Women’s health care within the VA is a critical area that demands investment. Women are the fastest-growing segment of the veteran population, yet VA medical centers still lack adequate resources, staffing, and infrastructure to support their needs fully. AMVETS strongly urges Congress to ensure that VA facilities are fully equipped to provide comprehensive, gender-specific care, including:
- Expanding women’s health clinics and dedicated care coordinators at every VA facility.
- Increasing access to specialized mental wellness & health services tailored to women veterans, including support for military sexual trauma (MST) survivors.

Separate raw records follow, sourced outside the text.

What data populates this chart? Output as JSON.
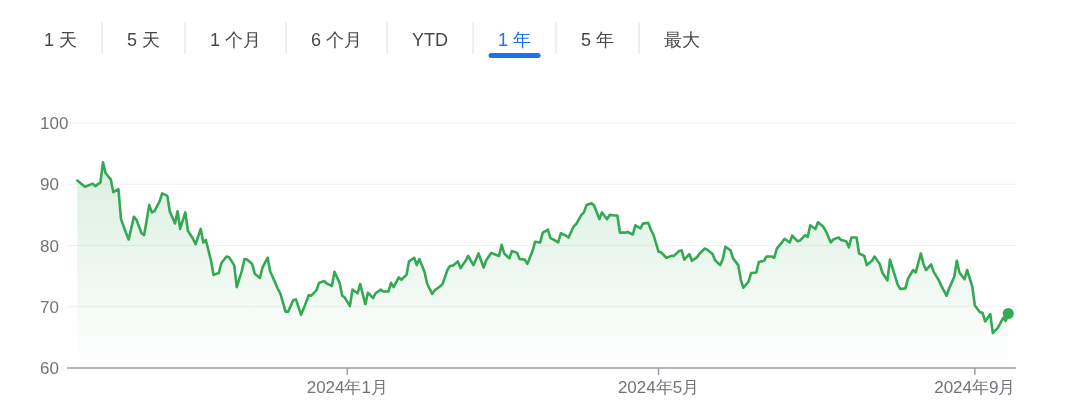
{
  "chart_data": [
    {
      "type": "other",
      "categories": [
        "1 天",
        "5 天",
        "1 个月",
        "6 个月",
        "YTD",
        "1 年",
        "5 年",
        "最大"
      ],
      "colors": [
        "#474747",
        "#474747",
        "#474747",
        "#474747",
        "#474747",
        "#1a73e8",
        "#474747",
        "#474747"
      ]
    },
    {
      "type": "area",
      "xlim": [
        "2023-09-14",
        "2024-09-17"
      ],
      "ylim": [
        60,
        100
      ],
      "yticks": [
        60,
        70,
        80,
        90,
        100
      ],
      "grid": "y",
      "xticks": [
        {
          "value": "2024-01-01",
          "label": "2024年1月"
        },
        {
          "value": "2024-05-01",
          "label": "2024年5月"
        },
        {
          "value": "2024-09-01",
          "label": "2024年9月"
        }
      ],
      "series": [
        {
          "type": "area",
          "color": "#34a853",
          "x": [
            "2023-09-18",
            "2023-09-21",
            "2023-09-24",
            "2023-09-25",
            "2023-09-27",
            "2023-09-28",
            "2023-09-29",
            "2023-10-01",
            "2023-10-02",
            "2023-10-04",
            "2023-10-05",
            "2023-10-07",
            "2023-10-08",
            "2023-10-10",
            "2023-10-11",
            "2023-10-13",
            "2023-10-14",
            "2023-10-16",
            "2023-10-17",
            "2023-10-18",
            "2023-10-20",
            "2023-10-21",
            "2023-10-23",
            "2023-10-24",
            "2023-10-26",
            "2023-10-27",
            "2023-10-28",
            "2023-10-30",
            "2023-10-31",
            "2023-11-02",
            "2023-11-03",
            "2023-11-05",
            "2023-11-06",
            "2023-11-07",
            "2023-11-09",
            "2023-11-10",
            "2023-11-12",
            "2023-11-13",
            "2023-11-15",
            "2023-11-16",
            "2023-11-18",
            "2023-11-19",
            "2023-11-21",
            "2023-11-22",
            "2023-11-23",
            "2023-11-25",
            "2023-11-26",
            "2023-11-28",
            "2023-11-29",
            "2023-12-01",
            "2023-12-02",
            "2023-12-04",
            "2023-12-05",
            "2023-12-06",
            "2023-12-08",
            "2023-12-09",
            "2023-12-11",
            "2023-12-12",
            "2023-12-14",
            "2023-12-15",
            "2023-12-17",
            "2023-12-18",
            "2023-12-20",
            "2023-12-21",
            "2023-12-23",
            "2023-12-24",
            "2023-12-26",
            "2023-12-27",
            "2023-12-29",
            "2023-12-30",
            "2023-12-31",
            "2024-01-02",
            "2024-01-03",
            "2024-01-05",
            "2024-01-06",
            "2024-01-08",
            "2024-01-09",
            "2024-01-11",
            "2024-01-12",
            "2024-01-14",
            "2024-01-15",
            "2024-01-17",
            "2024-01-18",
            "2024-01-19",
            "2024-01-21",
            "2024-01-22",
            "2024-01-24",
            "2024-01-25",
            "2024-01-27",
            "2024-01-28",
            "2024-01-29",
            "2024-01-31",
            "2024-02-01",
            "2024-02-03",
            "2024-02-04",
            "2024-02-06",
            "2024-02-07",
            "2024-02-09",
            "2024-02-10",
            "2024-02-11",
            "2024-02-13",
            "2024-02-14",
            "2024-02-16",
            "2024-02-17",
            "2024-02-19",
            "2024-02-20",
            "2024-02-21",
            "2024-02-23",
            "2024-02-24",
            "2024-02-26",
            "2024-02-27",
            "2024-02-29",
            "2024-03-01",
            "2024-03-02",
            "2024-03-04",
            "2024-03-05",
            "2024-03-07",
            "2024-03-08",
            "2024-03-10",
            "2024-03-11",
            "2024-03-13",
            "2024-03-14",
            "2024-03-16",
            "2024-03-17",
            "2024-03-19",
            "2024-03-20",
            "2024-03-21",
            "2024-03-23",
            "2024-03-24",
            "2024-03-26",
            "2024-03-27",
            "2024-03-29",
            "2024-03-30",
            "2024-04-01",
            "2024-04-02",
            "2024-04-03",
            "2024-04-05",
            "2024-04-06",
            "2024-04-08",
            "2024-04-09",
            "2024-04-11",
            "2024-04-12",
            "2024-04-14",
            "2024-04-15",
            "2024-04-16",
            "2024-04-18",
            "2024-04-19",
            "2024-04-21",
            "2024-04-22",
            "2024-04-24",
            "2024-04-25",
            "2024-04-27",
            "2024-04-28",
            "2024-04-29",
            "2024-05-01",
            "2024-05-02",
            "2024-05-04",
            "2024-05-06",
            "2024-05-07",
            "2024-05-09",
            "2024-05-10",
            "2024-05-11",
            "2024-05-13",
            "2024-05-14",
            "2024-05-16",
            "2024-05-17",
            "2024-05-19",
            "2024-05-20",
            "2024-05-22",
            "2024-05-23",
            "2024-05-25",
            "2024-05-26",
            "2024-05-27",
            "2024-05-29",
            "2024-05-30",
            "2024-06-01",
            "2024-06-02",
            "2024-06-03",
            "2024-06-05",
            "2024-06-06",
            "2024-06-08",
            "2024-06-09",
            "2024-06-11",
            "2024-06-12",
            "2024-06-14",
            "2024-06-15",
            "2024-06-16",
            "2024-06-18",
            "2024-06-19",
            "2024-06-21",
            "2024-06-22",
            "2024-06-24",
            "2024-06-25",
            "2024-06-27",
            "2024-06-28",
            "2024-06-29",
            "2024-07-01",
            "2024-07-02",
            "2024-07-04",
            "2024-07-05",
            "2024-07-07",
            "2024-07-08",
            "2024-07-10",
            "2024-07-11",
            "2024-07-13",
            "2024-07-14",
            "2024-07-15",
            "2024-07-17",
            "2024-07-18",
            "2024-07-20",
            "2024-07-21",
            "2024-07-23",
            "2024-07-24",
            "2024-07-26",
            "2024-07-27",
            "2024-07-29",
            "2024-07-30",
            "2024-07-31",
            "2024-08-02",
            "2024-08-03",
            "2024-08-05",
            "2024-08-06",
            "2024-08-08",
            "2024-08-09",
            "2024-08-11",
            "2024-08-12",
            "2024-08-13",
            "2024-08-15",
            "2024-08-16",
            "2024-08-18",
            "2024-08-19",
            "2024-08-21",
            "2024-08-22",
            "2024-08-24",
            "2024-08-25",
            "2024-08-26",
            "2024-08-28",
            "2024-08-29",
            "2024-08-31",
            "2024-09-01",
            "2024-09-03",
            "2024-09-04",
            "2024-09-05",
            "2024-09-07",
            "2024-09-08",
            "2024-09-10",
            "2024-09-12",
            "2024-09-13",
            "2024-09-14"
          ],
          "values": [
            90.6,
            89.6,
            90.1,
            89.7,
            90.3,
            93.6,
            91.8,
            90.8,
            88.7,
            89.2,
            84.3,
            82.0,
            81.0,
            84.7,
            84.2,
            82.0,
            81.7,
            86.6,
            85.4,
            85.6,
            87.2,
            88.5,
            88.1,
            85.5,
            83.6,
            85.6,
            82.7,
            85.4,
            82.4,
            81.1,
            80.2,
            82.7,
            80.5,
            80.9,
            77.5,
            75.2,
            75.5,
            77.1,
            78.2,
            78.1,
            76.8,
            73.2,
            75.9,
            77.8,
            77.7,
            77.0,
            75.4,
            74.7,
            76.4,
            78.0,
            75.8,
            73.9,
            72.9,
            72.1,
            69.2,
            69.2,
            71.1,
            71.2,
            68.7,
            69.7,
            71.9,
            71.8,
            72.7,
            73.9,
            74.2,
            73.8,
            73.4,
            75.7,
            73.9,
            71.8,
            71.5,
            70.1,
            72.8,
            72.2,
            73.7,
            70.4,
            72.3,
            71.4,
            72.2,
            72.8,
            72.5,
            72.5,
            73.9,
            73.2,
            74.8,
            74.4,
            75.2,
            77.4,
            78.0,
            76.8,
            77.8,
            75.7,
            73.8,
            72.1,
            72.7,
            73.3,
            73.7,
            76.1,
            76.7,
            76.7,
            77.4,
            76.3,
            77.5,
            78.3,
            76.8,
            77.7,
            78.7,
            76.4,
            77.6,
            78.8,
            78.6,
            78.3,
            80.1,
            78.7,
            77.9,
            79.1,
            78.8,
            77.8,
            77.7,
            77.0,
            79.1,
            80.6,
            80.5,
            82.1,
            82.6,
            81.2,
            81.0,
            80.5,
            82.0,
            81.6,
            81.3,
            83.1,
            83.5,
            85.0,
            85.4,
            86.6,
            86.9,
            86.5,
            84.3,
            85.4,
            84.3,
            85.0,
            84.9,
            84.9,
            82.1,
            82.1,
            82.2,
            81.8,
            83.3,
            82.8,
            83.6,
            83.7,
            82.6,
            81.8,
            79.0,
            78.9,
            78.0,
            78.3,
            78.3,
            79.1,
            79.2,
            77.7,
            78.6,
            77.5,
            78.1,
            78.7,
            79.5,
            79.3,
            78.6,
            77.6,
            76.8,
            77.8,
            79.8,
            79.2,
            77.9,
            76.8,
            74.4,
            73.1,
            74.1,
            75.5,
            75.6,
            77.3,
            77.5,
            78.2,
            78.2,
            78.0,
            79.5,
            80.5,
            81.1,
            80.5,
            81.6,
            80.7,
            80.8,
            81.7,
            81.4,
            83.3,
            82.7,
            83.8,
            83.1,
            82.4,
            80.5,
            81.0,
            81.3,
            80.9,
            80.7,
            79.7,
            81.3,
            81.3,
            78.7,
            78.3,
            76.8,
            77.5,
            78.2,
            77.0,
            75.6,
            74.3,
            77.7,
            76.3,
            73.6,
            72.9,
            73.0,
            74.6,
            76.0,
            75.6,
            78.7,
            77.0,
            76.0,
            76.9,
            75.7,
            74.3,
            73.4,
            71.8,
            73.0,
            74.9,
            77.5,
            75.6,
            74.5,
            76.0,
            73.3,
            70.2,
            69.1,
            69.0,
            67.6,
            68.8,
            65.7,
            66.6,
            68.2,
            67.7,
            68.9
          ]
        },
        {
          "type": "scatter",
          "color": "#34a853",
          "marker": "circle",
          "x": [
            "2024-09-14"
          ],
          "values": [
            68.9
          ]
        }
      ]
    }
  ]
}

- Improving maternity care and childcare options to ensure continuity of care for veteran mothers.
VA healthcare should be the first and best option for veterans, and strengthening the system must remain the top funding priority. Expanding choice should never come at the expense of weakening the VA’s ability to provide world-class, veteran-specific health care.
8. Develop a National Veterans Strategy to align care and benefits to focus on outcomes and success
AMVETS is fully aware of the challenges of reorienting a VA system that so many veterans have come to rely on. Sadly, veterans currently existing in low-lows would have benefited from a more proactive approach had it existed previously. We have to start somewhere because our current policy is misaligned, provides negative incentives, and leads to poor outcomes.
As such, we continue to recommend that Congress create a new office with significant funding; we recommend $1 billion to be achieved by not providing the casual annual increase to the mental health budget. The office should be given the mission of creating a National Veterans’ Strategy that orients the future goals and vision of a VA that focuses on veterans maintaining their warrior wellness and providing proactive outreach, training, benefits, and services with the intent that they go on to live lives of purpose and meaning while maintaining a state of physical wellness and understanding the components of living a mentally healthy lifestyle.
9. Honor POWs/MIAs
AMVETS is proud of President Trump’s signing of Senator Elizabeth Warren’s legislation, the National POW/MIA Flag Act, into law in November 2019. This bi-partisan legislation requires the display of the POW/MIA flag outside of high-profile Federal buildings and National war memorials throughout the year. Previous law only required the POW/MIA flag to be displayed on Armed Forces Day, Memorial Day, Flag Day, Independence Day, National POW/MIA Recognition Day, and Veterans Day.
AMVETS continues to encourage members of Congress to display the flag outside their offices, as is protocol.